К сбору металлолома готов
Много в армии бывает дурацких приказов. Про покраску травы и иже многие, наверное, слышали. Потому и говорят, кто в армии служил, тот в цирке не смеется. На гражданке, ежели начальник фигню какую удумает, то ему сказать об этом можно. Не поймет – так и уйти никто не запретит. А в армии, извините, не так. Выдал тебе отец-командир задание: пойди туда, не знаю куда, – и пойдешь за милую душу. Никуда не денешься. И не уволишься так просто, пока Родина не отпустит.
Один из таких дурацких приказов относился к сбору и сдаче металлолома. И план существовал с какой-то бредовой сверху спущенной цифрой в несколько тонн на нашу отдельную роту. Откуда в роте ПВО может каждые полгода появляться несколько тонн металлолома? Этот вопрос никого не волновал. Нам никакая новая техника пачками не приходила, старая тоже не списывалась. Но у полка был свой план по сдаче, и мы туда входили составной частью. В результате в роте составлялась команда из как минимум четырех солдатиков и одного старшего (офицера или прапорщика). Далее команда эта начинала на нашем ГАЗ-66 объезжать ближайшие свалки в поисках залежей металлического вторсырья.

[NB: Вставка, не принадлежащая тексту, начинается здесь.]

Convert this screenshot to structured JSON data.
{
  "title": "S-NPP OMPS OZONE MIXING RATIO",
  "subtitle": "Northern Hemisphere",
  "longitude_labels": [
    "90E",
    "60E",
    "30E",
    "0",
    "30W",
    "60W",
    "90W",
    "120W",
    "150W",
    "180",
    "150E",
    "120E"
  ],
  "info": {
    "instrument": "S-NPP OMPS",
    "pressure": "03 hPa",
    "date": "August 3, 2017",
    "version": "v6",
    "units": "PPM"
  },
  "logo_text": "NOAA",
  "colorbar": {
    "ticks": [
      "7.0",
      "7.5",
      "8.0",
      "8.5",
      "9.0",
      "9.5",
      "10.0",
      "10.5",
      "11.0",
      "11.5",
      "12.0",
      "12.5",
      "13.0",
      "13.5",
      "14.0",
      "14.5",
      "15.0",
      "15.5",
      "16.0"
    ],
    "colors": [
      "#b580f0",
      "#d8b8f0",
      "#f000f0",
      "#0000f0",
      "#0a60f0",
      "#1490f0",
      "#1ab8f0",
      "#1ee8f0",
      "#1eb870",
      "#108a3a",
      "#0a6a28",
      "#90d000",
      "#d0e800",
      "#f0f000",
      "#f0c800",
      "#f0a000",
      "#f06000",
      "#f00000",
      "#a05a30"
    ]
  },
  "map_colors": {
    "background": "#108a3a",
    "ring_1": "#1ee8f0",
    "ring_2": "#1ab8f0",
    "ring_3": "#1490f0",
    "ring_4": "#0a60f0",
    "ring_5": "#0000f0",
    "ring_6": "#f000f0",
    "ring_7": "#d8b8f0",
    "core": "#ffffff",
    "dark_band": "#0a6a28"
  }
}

В один из таких разов в эту собиральческую команду попал солдатик – выпускник консерватории. Ничего про него не помню. Ни фИО, ни внешнего вида. Сейчас память (скорее замещенная) рисует сутулого, худого очкарика. Сам не лучше. И еще помню, что он руки свои очень берег. Тоже понятно – это же ведь его основное орудие труда. На скрипочке там играть или еще на чем.
Добрались мы, значится, до одной из свалок и наткнулись на ржавую кабину какого-то грузовика. Солдатики вчетвером, включая скрипача, выдохнули, подняли эту кабину и весело, как Ленин на субботнике, понесли ее к нашей таратайке. Но не донесли. Скрипач в какой-то момент остановился. Бросил свой угол кабины и стал удивленно разглядывать свои руки. Не знаю, что уж он там увидел, может, ржавчину, а может, кровь, но недоумение его было никак не меньше, чем в кадрах фильма «Андалузский пес», когда из дырки на ладони выползали и вползали муравьи.